Blindsighted by Karin Slaughter
ISBN: 0-688-17457-4
September 2001


Like many others I awaited the first mystery by Karin Slaughter with a perhaps unnatural eagerness. The hovering and formidable positive buzz of a two year duration might have been a bit much for any first time author to live up to. It’s very fortunate for us that Ms. Slaughter is not just any writer. In the first outing for protagonist Sara Linton the author takes us to a small Southern town where our heroine does double duty as a pediatrician and the town’s Coroner. This book does not to me invoke memories of the first Cornwells as the author’s own publishing house has suggested but is instead reminiscent of Falkner’s writing of great evil in a small sleepy southern town. Opening with a scene of horrific violence the novel proceeds to try and solve this crime and the subsequent events with a precarious alliance between Linton, her ex-husband law enforcement officer Jeffrey Tolliver and his only female detective Lena Adams.

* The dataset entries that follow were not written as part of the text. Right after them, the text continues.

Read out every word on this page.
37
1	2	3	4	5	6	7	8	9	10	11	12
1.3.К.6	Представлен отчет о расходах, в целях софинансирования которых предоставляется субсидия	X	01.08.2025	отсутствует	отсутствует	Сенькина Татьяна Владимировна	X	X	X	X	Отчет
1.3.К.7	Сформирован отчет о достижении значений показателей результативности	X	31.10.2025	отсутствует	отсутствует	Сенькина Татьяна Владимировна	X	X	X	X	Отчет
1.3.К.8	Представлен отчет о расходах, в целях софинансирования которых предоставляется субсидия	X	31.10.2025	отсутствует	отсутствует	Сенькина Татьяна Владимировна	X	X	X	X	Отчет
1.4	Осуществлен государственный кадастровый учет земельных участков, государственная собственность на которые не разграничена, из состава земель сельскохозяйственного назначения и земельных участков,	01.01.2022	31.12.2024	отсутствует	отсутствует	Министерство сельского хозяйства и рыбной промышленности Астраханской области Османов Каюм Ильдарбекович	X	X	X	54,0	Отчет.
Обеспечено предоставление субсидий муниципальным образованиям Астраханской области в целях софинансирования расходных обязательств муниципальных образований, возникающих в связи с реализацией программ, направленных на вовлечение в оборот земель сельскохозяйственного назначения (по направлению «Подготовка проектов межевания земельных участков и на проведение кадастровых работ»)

The crimes here are very personal to all three investigators and through the unweaving of this tale Ms. Slaughter introduces us to all three in a fashion that unfolds not only their present but also their pasts and a glimmer at the end of their futures. Many of the reviews I've read of this book give away far too much of the plot so I'm going to stop here and let fellow readers simply open this book and proceed to turn pages at a rapid rate. For I guarantee that you will. And after you're done? You'll continue to think of the book. In a fast paced, extremely modern mystery Ms. Slaughter leaves you with wonderful subtleties that as you're rapidly flipping pages you may not at first ingest. Why is for instance that in her job as pediatrician Sara must deal with the issue of death but in her Job as coroner she has the ability to stop a madman and perhaps save the lives of his future victims. It is something too that the three protagonists of this book must during the course of the novel go through personal metamorphoses that leave the reader knowing that they are changed but looking forward to seeing in book two how they are changed. I'm waiting for book two with the same eagerness that I awaited book 1. Bravo Ms. Slaughter. This happens all too rarely.